Their youngest son Lee attended Camp Celo in Celo Community in North Carolina. In 1958, when the camp was about to be laid down by its owners, Elizabeth and Ernest decided to join another family, the Barruses, and continue the camp. It was at this time that Elizabeth decided to take the first steps to establish a school. Members of Celo Community gave her lots of encouragement and they were willing to provide land without cost (records indicate that the cost is $1 per year). The school would also be able to become part of the Celo Health Education Corporation, the non-profit corporation that also governed the Celo Health Center. It is located in a beautiful setting, the Black Mountains of western North Carolina. After some time, the school became its own financial entity with a volunteer Board and non-profit status.


Family work camps were held in the summer to work on the few buildings that were on the property. There wasn’t much there; a long, low barn for chickens, a basement room, and a brooder house. These were turned into kitchen, dining room, classrooms, workshop, and laundry. This experience revealed to Elizabeth and Ernest Morgan the enthusiasm junior high students had for doing real work.


Bob and Dot Barrus took over Camp Celo when Ernest and Elizabeth started the school. Bob, an experienced teacher, also joined the staff of Arthur Morgan School as the first academic teacher. In recent history, Bob Barrus has been invited to talk to the students at the beginning of the school year, telling stories about what life was like in the 1960’s at AMS.


Ernest Morgan continued to work for the Antioch Bookplate Company and for many years he contributed his earnings to support the school.

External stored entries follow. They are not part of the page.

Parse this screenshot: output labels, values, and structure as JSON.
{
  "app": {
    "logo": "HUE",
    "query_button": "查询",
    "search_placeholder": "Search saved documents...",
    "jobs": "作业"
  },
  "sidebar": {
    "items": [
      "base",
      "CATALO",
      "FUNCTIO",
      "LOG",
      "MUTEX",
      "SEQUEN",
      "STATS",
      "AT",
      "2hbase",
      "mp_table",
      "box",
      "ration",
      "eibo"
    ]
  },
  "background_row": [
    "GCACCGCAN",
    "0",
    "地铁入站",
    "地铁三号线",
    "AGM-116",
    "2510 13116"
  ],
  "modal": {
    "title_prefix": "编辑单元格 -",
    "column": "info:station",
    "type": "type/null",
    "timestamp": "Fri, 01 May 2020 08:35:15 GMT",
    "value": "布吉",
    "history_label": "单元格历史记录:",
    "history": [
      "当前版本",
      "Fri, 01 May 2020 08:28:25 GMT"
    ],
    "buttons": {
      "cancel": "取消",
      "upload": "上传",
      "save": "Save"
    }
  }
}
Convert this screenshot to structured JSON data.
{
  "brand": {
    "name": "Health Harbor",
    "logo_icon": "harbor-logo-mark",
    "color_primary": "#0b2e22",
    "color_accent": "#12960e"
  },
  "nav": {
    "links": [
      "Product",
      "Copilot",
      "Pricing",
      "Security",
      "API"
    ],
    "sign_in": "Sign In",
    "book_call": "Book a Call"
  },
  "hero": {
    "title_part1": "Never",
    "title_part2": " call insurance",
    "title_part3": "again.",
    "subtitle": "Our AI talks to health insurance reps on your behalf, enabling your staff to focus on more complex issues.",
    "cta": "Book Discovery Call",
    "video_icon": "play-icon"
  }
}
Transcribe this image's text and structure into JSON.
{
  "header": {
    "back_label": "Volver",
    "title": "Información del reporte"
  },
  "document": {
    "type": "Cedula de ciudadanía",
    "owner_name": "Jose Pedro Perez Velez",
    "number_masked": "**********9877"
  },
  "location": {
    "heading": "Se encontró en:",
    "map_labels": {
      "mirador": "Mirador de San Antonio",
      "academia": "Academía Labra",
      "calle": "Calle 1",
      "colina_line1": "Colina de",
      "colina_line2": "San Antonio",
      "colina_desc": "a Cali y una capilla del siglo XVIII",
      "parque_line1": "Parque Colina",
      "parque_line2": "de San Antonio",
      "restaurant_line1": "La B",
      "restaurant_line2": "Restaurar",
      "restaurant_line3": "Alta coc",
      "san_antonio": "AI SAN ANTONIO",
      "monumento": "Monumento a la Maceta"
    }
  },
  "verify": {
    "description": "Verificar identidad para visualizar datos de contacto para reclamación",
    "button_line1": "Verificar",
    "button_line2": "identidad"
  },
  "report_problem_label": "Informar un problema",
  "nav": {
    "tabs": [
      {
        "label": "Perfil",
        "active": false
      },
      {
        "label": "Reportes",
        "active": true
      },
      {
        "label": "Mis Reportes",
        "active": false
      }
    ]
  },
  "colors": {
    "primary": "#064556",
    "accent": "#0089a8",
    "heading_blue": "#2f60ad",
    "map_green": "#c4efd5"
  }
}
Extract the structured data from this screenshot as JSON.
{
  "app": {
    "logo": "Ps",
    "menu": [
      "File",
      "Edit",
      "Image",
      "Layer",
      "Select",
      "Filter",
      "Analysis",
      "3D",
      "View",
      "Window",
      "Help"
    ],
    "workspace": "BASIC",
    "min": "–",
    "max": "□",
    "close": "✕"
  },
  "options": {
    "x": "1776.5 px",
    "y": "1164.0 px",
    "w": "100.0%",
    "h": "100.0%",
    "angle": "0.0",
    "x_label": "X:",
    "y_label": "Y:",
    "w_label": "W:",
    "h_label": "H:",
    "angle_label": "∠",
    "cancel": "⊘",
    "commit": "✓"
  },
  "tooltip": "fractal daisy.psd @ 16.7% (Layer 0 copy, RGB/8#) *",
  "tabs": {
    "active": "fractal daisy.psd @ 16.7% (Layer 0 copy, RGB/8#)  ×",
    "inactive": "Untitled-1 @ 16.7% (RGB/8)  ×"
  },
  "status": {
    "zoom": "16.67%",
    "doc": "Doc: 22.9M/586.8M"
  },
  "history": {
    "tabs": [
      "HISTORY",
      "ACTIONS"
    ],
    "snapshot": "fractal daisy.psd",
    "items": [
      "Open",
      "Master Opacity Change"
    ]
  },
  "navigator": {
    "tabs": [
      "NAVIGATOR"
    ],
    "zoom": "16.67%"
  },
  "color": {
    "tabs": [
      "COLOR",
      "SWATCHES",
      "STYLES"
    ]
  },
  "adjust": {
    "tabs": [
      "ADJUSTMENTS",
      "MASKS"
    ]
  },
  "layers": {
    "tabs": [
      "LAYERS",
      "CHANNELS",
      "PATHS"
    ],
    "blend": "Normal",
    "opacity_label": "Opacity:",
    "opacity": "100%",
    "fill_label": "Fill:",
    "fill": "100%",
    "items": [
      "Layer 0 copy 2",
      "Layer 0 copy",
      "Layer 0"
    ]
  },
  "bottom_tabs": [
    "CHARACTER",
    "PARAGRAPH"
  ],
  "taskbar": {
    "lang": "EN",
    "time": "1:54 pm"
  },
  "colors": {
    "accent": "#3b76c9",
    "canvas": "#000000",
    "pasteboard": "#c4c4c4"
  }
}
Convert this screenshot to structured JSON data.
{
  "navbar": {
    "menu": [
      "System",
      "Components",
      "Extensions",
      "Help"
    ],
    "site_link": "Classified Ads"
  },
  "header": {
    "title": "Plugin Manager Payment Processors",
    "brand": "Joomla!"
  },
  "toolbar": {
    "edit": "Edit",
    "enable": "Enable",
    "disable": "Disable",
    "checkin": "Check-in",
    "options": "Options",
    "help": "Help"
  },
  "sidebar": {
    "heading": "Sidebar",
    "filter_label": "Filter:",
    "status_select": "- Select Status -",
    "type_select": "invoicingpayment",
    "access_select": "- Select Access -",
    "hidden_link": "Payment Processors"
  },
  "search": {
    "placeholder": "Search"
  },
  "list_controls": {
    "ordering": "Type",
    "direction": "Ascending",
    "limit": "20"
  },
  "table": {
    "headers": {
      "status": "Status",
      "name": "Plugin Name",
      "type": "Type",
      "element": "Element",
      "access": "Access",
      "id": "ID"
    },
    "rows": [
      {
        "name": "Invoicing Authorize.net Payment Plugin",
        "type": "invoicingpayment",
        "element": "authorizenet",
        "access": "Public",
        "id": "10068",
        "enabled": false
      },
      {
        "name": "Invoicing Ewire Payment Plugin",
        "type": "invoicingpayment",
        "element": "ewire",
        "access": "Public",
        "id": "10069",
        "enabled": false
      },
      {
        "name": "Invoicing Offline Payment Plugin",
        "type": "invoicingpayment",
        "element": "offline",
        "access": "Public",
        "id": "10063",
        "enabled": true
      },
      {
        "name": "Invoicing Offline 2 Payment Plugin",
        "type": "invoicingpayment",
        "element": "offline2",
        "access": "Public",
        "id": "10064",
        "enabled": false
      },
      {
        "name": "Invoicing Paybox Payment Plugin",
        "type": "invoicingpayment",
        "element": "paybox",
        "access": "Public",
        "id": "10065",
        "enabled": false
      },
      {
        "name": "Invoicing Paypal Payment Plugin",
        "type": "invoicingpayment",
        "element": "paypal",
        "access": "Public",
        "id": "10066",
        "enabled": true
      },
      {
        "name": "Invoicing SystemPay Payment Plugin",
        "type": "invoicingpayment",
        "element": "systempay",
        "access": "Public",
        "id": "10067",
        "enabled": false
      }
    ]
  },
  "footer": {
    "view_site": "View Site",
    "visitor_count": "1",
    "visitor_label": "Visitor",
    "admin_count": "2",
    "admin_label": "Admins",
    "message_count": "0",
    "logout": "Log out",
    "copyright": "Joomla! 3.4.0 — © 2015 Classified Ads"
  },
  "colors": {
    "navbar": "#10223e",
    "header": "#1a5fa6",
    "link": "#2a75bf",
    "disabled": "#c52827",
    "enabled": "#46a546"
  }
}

In 1970, in order to be with Elizabeth, he turned over the company to his son, Lee. After Elizabeth’s death, he then traveled as a sales representative for the bookplate company in the Southeastern United States in order to continue to support the school.


Elizabeth was able to realize her dream – and the dream of Arthur and Lucy Morgan – to start a school in which work, study, play, and decision-making are actively shared.


Elizabeth died in 1971 and the school continues with the strong educational philosophy on which she founded it. Ernest died in 2001 in Christine’s House, on the campus of AMS.